Apesar da sua obra prévia, foi com as Novas Cartas Portuguesas, que escreveu a seis mãos com com Maria Teresa Horta e Maria Velho da Costa, em 1972, que Maria Isabel Barreno se tornou um nome incontornável da literatura portuguesa. O livro, acusado de pornografia e perseguido pelo Estado Novo, viria a estar no centro do processo que ficou conhecido como as "Três Marias". O julgamento durou dois anos e foi seguido de perto pela imprensa e pelos movimentos feministas internacionais, que organizaram manifestações de protesto juntos às embaixadas e consulados portugueses em Londres, Paris e Nova Iorque. A conclusão do caso ocorreu já depois da Revolução de 25 de Abril de 1974 e as três escritoras foram absolvidas.
Maria Teresa Horta (à esquerda) e Maria Isabel Barreno (à direita), em 2010
"Quando escrevemos as Novas Cartas Portuguesas, sabíamos que a obra em si já era uma ousadia, independentemente do vocabulário que viéssemos a usar – mas era o que nos interessava escrever naquela altura e por isso fomos para diante", recordava Maria Isabel Barreno ao PÚBLICO em 2009. A ideia de o livro acabar em tribunal, no entanto, não lhe passara pela cabeça: "Nunca pensei que o regime – até porque estávamos em pleno marcelismo e havia a ideia de que a abertura era outra – caísse na asneira de nos levar a tribunal. O destino mais comum dos livros era serem apreendidos, e até havia livrarias especializadas em livros proibidos, ninguém imaginava que o regime voltasse a cometer o erro que tinha cometido anos antes com a Natália Correia [condenada a três anos de prisão, com pena suspensa, pela publicação da Antologia de Poesia Portuguesa Erótica e Satírica, em 1966]."
“Nas novas cartas que as três Marias escreveram anonimamente, diversas vozes falam da condição da mulher, da sua submissão à ordem patriarcal e burguesa, de violência doméstica e de género, de aborto, violação, incesto, pobreza, censura, e de expressão sexual feminina”, escreveu o PÚBLICO em 2010, a propósito da reedição da obra em Portugal.

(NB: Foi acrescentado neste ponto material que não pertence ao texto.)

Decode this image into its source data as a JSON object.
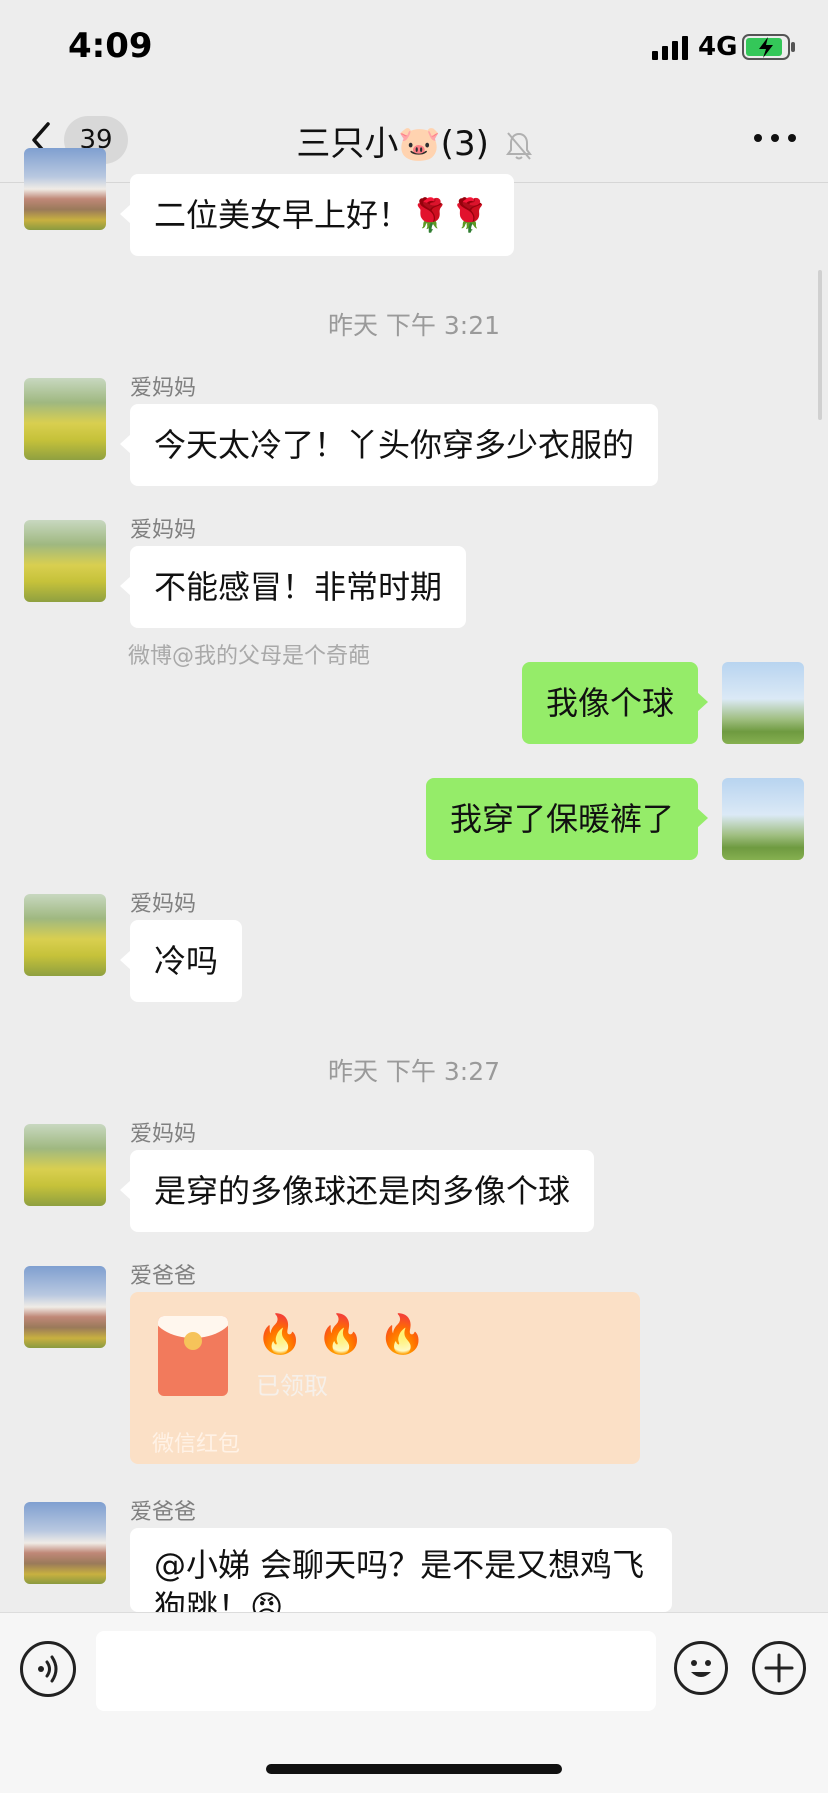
{
  "status_bar": {
    "time": "4:09",
    "network": "4G"
  },
  "nav": {
    "unread_count": "39",
    "title": "三只小🐷(3)"
  },
  "messages": [
    {
      "text": "二位美女早上好！🌹🌹"
    },
    {
      "timestamp": "昨天 下午 3:21"
    },
    {
      "sender": "爱妈妈",
      "text": "今天太冷了！丫头你穿多少衣服的"
    },
    {
      "sender": "爱妈妈",
      "text": "不能感冒！非常时期"
    },
    {
      "watermark": "微博@我的父母是个奇葩"
    },
    {
      "text": "我像个球"
    },
    {
      "text": "我穿了保暖裤了"
    },
    {
      "sender": "爱妈妈",
      "text": "冷吗"
    },
    {
      "timestamp": "昨天 下午 3:27"
    },
    {
      "sender": "爱妈妈",
      "text": "是穿的多像球还是肉多像个球"
    },
    {
      "sender": "爱爸爸",
      "red_packet": {
        "title": "🔥🔥🔥",
        "status": "已领取",
        "label": "微信红包"
      }
    },
    {
      "sender": "爱爸爸",
      "text": "@小娣 会聊天吗？是不是又想鸡飞狗跳！😡"
    }
  ],
  "input": {
    "placeholder": ""
  }
}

As Novas Cartas Portuguesas adquiriram o estatuto de tratado sobre os direitos das mulheres em Portugal, mas acabaram por extravasar essa intenção inicial. “É um libelo contra todas as formas de opressão”, dizia ao PÚBLICO a escritora Ana Luísa Amaral, autora das anotações à obra na reedição de 2010.
Mas do ponto de vista do feminismo, que Maria Isabel Barreno inscreveu insistentemente na sua obra literária, a autora tem uma outra obra de referência: A Morte da Mãe. Escrito ao longo da década de 1970, o livro veio a ser publicado apenas em 1989. É um importante estudo sociológico e filosófico sobre a evolução histórica da situação da mulher na sociedade. O editor da Caminho, Zeferino Coelho, considera que é o melhor da escritora, merecendo "figurar numa biblioteca do século XX”, disse ao PÚBLICO. É um “livro extenso e muito inteligente sobre a condição da mulher”, onde Maria Isabel Barreno faz “uma revisão de toda a problemática da mulher com muita inteligência” e com “uma escrita que serve essa inteligência”. Foi isso que mais impressionou o editor que o publicou, embora não fosse dele a primeira edição.
Também o editor João Rodrigues, da Sextante, que em 2009 publicou aquele que viria a ser o último livro da autora, Vozes do Vento, sublinha que Maria Isabel Barreno “foi mais do que uma das 'Três Marias'": "Era uma ficcionista com uma voz própria muitíssimo interessante, de uma sobriedade enorme. O romance e os contos são excepcionalmente bons”, disse ao PÚBLICO.
Maria Isabel Barreno nasceu em Lisboa em 1939. A leitura foi, como dizia, uma paixão precoce, motivada por uma doença aos seis anos. Começou por escrever poemas, que nunca publicou. Licenciou-se em Ciências Histórico-Filosóficas na Faculdade de Letras da Universidade de Lisboa, trabalhou no Instituto Nacional de Investigação Industrial, foi jornalista (chegou a ser chefe de redacção da edição portuguesa da revista Marie Claire) e conselheira na área cultural da embaixada portuguesa em Paris, onde se radicou, tendo terminado funções com o Governo de Durão Barroso.